The radio has so much power over popularity

Because the radio has such a high listenership, it also has incredible impact on an artist's popularity. Rich Bressler, the CFO and president of iHeart Media, told me when we spoke in March that his company is, "very optimistic about the state of the music industry." He didn't qualify that.

When I wrote about the future of music broadly in early May, one thing everyone I interviewed said was that while they knew music would be fine as an art form, they weren't sure it would continue to be stable as an industry. But the industry's problems have only increased the importance of radio. Artists simply can't leave.

"The artists and anybody you talk to in the music industry will tell you that unless the artist's music is on the radio, they're nowhere," Poleman told me.

Think about listening to your local Top 40 station. You might hear the same six or seven songs twice every hour. You might not like them or think they're good art. But they're certainly popular. That's strategic.

A company like Pandora can try to compete with that massive reach by giving artists more data to help them find their fans and plan tours better. Pandora can guide artists to a type of fame that's accessible and comfortable and can help them live and make art. But Pandora doesn't yet have what radio has — a massive and captive audience.

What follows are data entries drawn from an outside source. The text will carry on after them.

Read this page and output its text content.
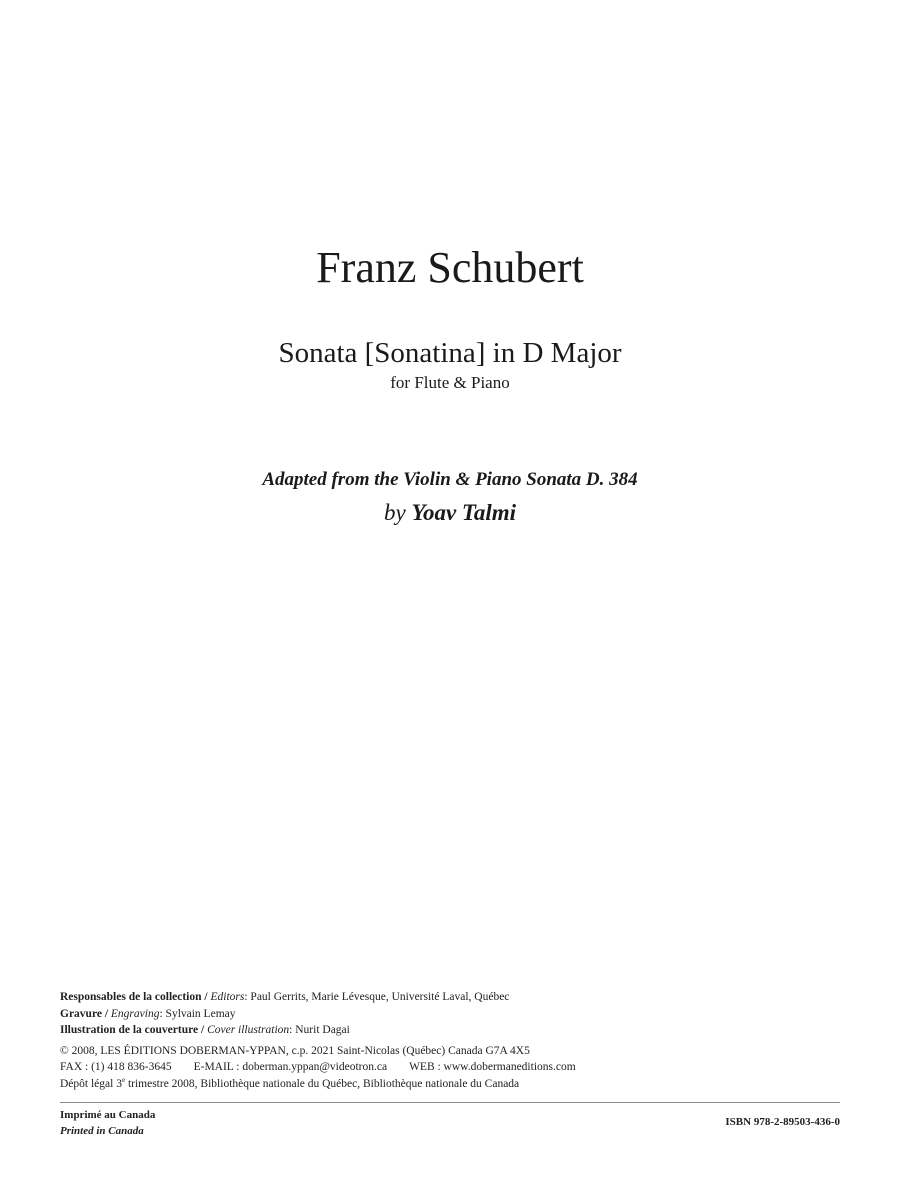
Franz Schubert
Sonata [Sonatina] in D Major
for Flute & Piano
Adapted from the Violin & Piano Sonata D. 384
by Yoav Talmi
Responsables de la collection / Editors: Paul Gerrits, Marie Lévesque, Université Laval, Québec
Gravure / Engraving: Sylvain Lemay
Illustration de la couverture / Cover illustration: Nurit Dagai
© 2008, LES ÉDITIONS DOBERMAN-YPPAN, c.p. 2021 Saint-Nicolas (Québec) Canada G7A 4X5
FAX : (1) 418 836-3645 E-MAIL : doberman.yppan@videotron.ca WEB : www.dobermaneditions.com
Dépôt légal 3e trimestre 2008, Bibliothèque nationale du Québec, Bibliothèque nationale du Canada
Imprimé au Canada
Printed in Canada
ISBN 978-2-89503-436-0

Radio also has far more money.

AM/FM radio has one of the sweetest deals in the music industry. It doesn't have to pay performers any money under copyright law to play any song it wants. Radio negotiated long ago that publicity was payment enough.

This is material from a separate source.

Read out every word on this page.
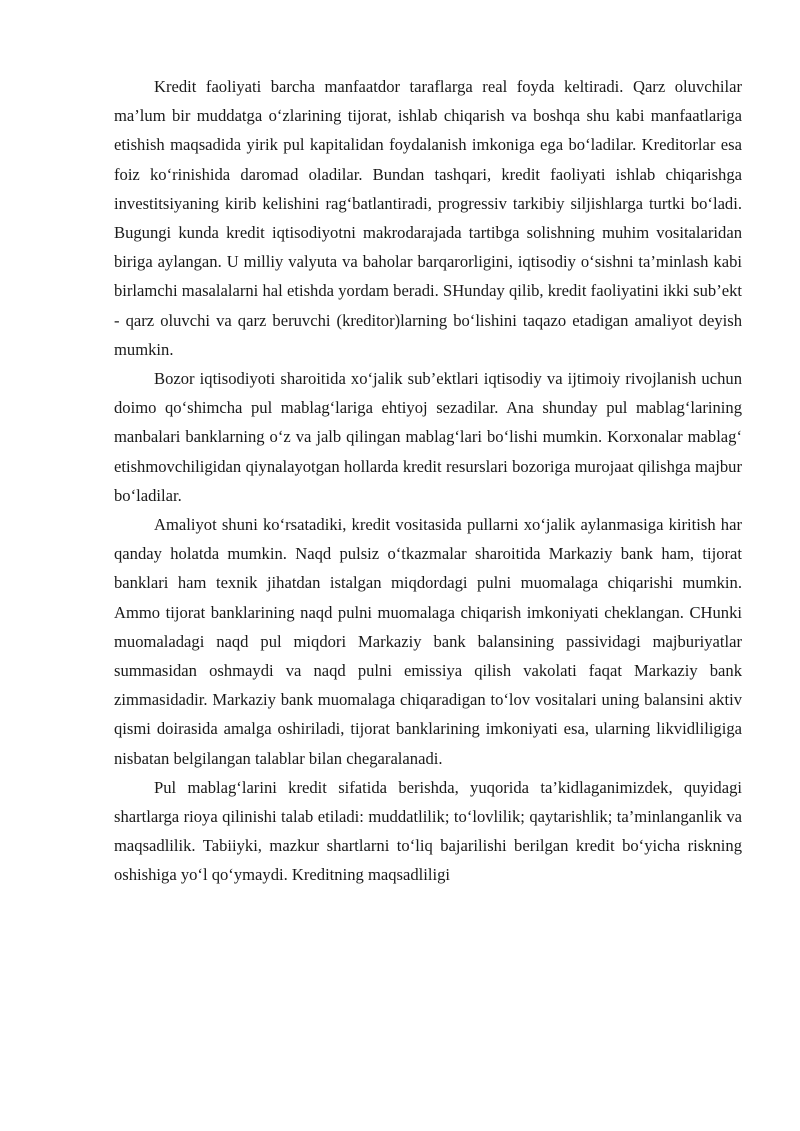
Kredit faoliyati barcha manfaatdor taraflarga real foyda keltiradi. Qarz oluvchilar ma’lum bir muddatga o‘zlarining tijorat, ishlab chiqarish va boshqa shu kabi manfaatlariga etishish maqsadida yirik pul kapitalidan foydalanish imkoniga ega bo‘ladilar. Kreditorlar esa foiz ko‘rinishida daromad oladilar. Bundan tashqari, kredit faoliyati ishlab chiqarishga investitsiyaning kirib kelishini rag‘batlantiradi, progressiv tarkibiy siljishlarga turtki bo‘ladi. Bugungi kunda kredit iqtisodiyotni makrodarajada tartibga solishning muhim vositalaridan biriga aylangan. U milliy valyuta va baholar barqarorligini, iqtisodiy o‘sishni ta’minlash kabi birlamchi masalalarni hal etishda yordam beradi. SHunday qilib, kredit faoliyatini ikki sub’ekt - qarz oluvchi va qarz beruvchi (kreditor)larning bo‘lishini taqazo etadigan amaliyot deyish mumkin.

Bozor iqtisodiyoti sharoitida xo‘jalik sub’ektlari iqtisodiy va ijtimoiy rivojlanish uchun doimo qo‘shimcha pul mablag‘lariga ehtiyoj sezadilar. Ana shunday pul mablag‘larining manbalari banklarning o‘z va jalb qilingan mablag‘lari bo‘lishi mumkin. Korxonalar mablag‘ etishmovchiligidan qiynalayotgan hollarda kredit resurslari bozoriga murojaat qilishga majbur bo‘ladilar.

Amaliyot shuni ko‘rsatadiki, kredit vositasida pullarni xo‘jalik aylanmasiga kiritish har qanday holatda mumkin. Naqd pulsiz o‘tkazmalar sharoitida Markaziy bank ham, tijorat banklari ham texnik jihatdan istalgan miqdordagi pulni muomalaga chiqarishi mumkin. Ammo tijorat banklarining naqd pulni muomalaga chiqarish imkoniyati cheklangan. CHunki muomaladagi naqd pul miqdori Markaziy bank balansining passividagi majburiyatlar summasidan oshmaydi va naqd pulni emissiya qilish vakolati faqat Markaziy bank zimmasidadir. Markaziy bank muomalaga chiqaradigan to‘lov vositalari uning balansini aktiv qismi doirasida amalga oshiriladi, tijorat banklarining imkoniyati esa, ularning likvidliligiga nisbatan belgilangan talablar bilan chegaralanadi.

Pul mablag‘larini kredit sifatida berishda, yuqorida ta’kidlaganimizdek, quyidagi shartlarga rioya qilinishi talab etiladi: muddatlilik; to‘lovlilik; qaytarishlik; ta’minlanganlik va maqsadlilik. Tabiiyki, mazkur shartlarni to‘liq bajarilishi berilgan kredit bo‘yicha riskning oshishiga yo‘l qo‘ymaydi. Kreditning maqsadliligi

So radio has a larger audience than any other platform and has to pay less money to play music. On the surface, it should be safe, but the fact is, radio is swimming in debt.

What will the future of radio look like?

iHeart Radio is the big kid on the block right now, but it's deeply, deeply in debt.

In September 2014, Billboard reported that "IHeartMedia carries $21.1 billion in consolidated debt, according to financial analyst firm Fitch Ratings, the result of a 2008 private-equity deal with Bain Capital and Thomas H. Lee Partners valued at $17.9 billion. "

iHeart says it has accrued this much debt because it thinks radio is stable and safe. The company says it has been looking at the long-term shift to digital and realizes it needs to get into that field as well. For years, iHeart had been called ClearChannel, which is a much less sexy name to put on a huge concert series or digital music streaming app. Rebranding as iHeart was just the first step in going digital.

But the digital landscape costs more money, and that's money that iHeart just doesn't have to give.

"We think that digital music provides the opportunity for all of us to make more money. We're looking to find win-win solutions. The artists, the music companies, and most importantly, the fans," Bressler told me.

Radio is still the biggest player in the music industry. It still calls the shots, and it's still by far the best place for artists to break out. But whether or not radio is a sustainable industry as iHeart's ad revenue drifts downward and streaming companies build out more robust advertising departments, is yet to be seen.

Radio may be more stable than any other part of the music industry, but that, as it turns out, isn't a very high bar to clear.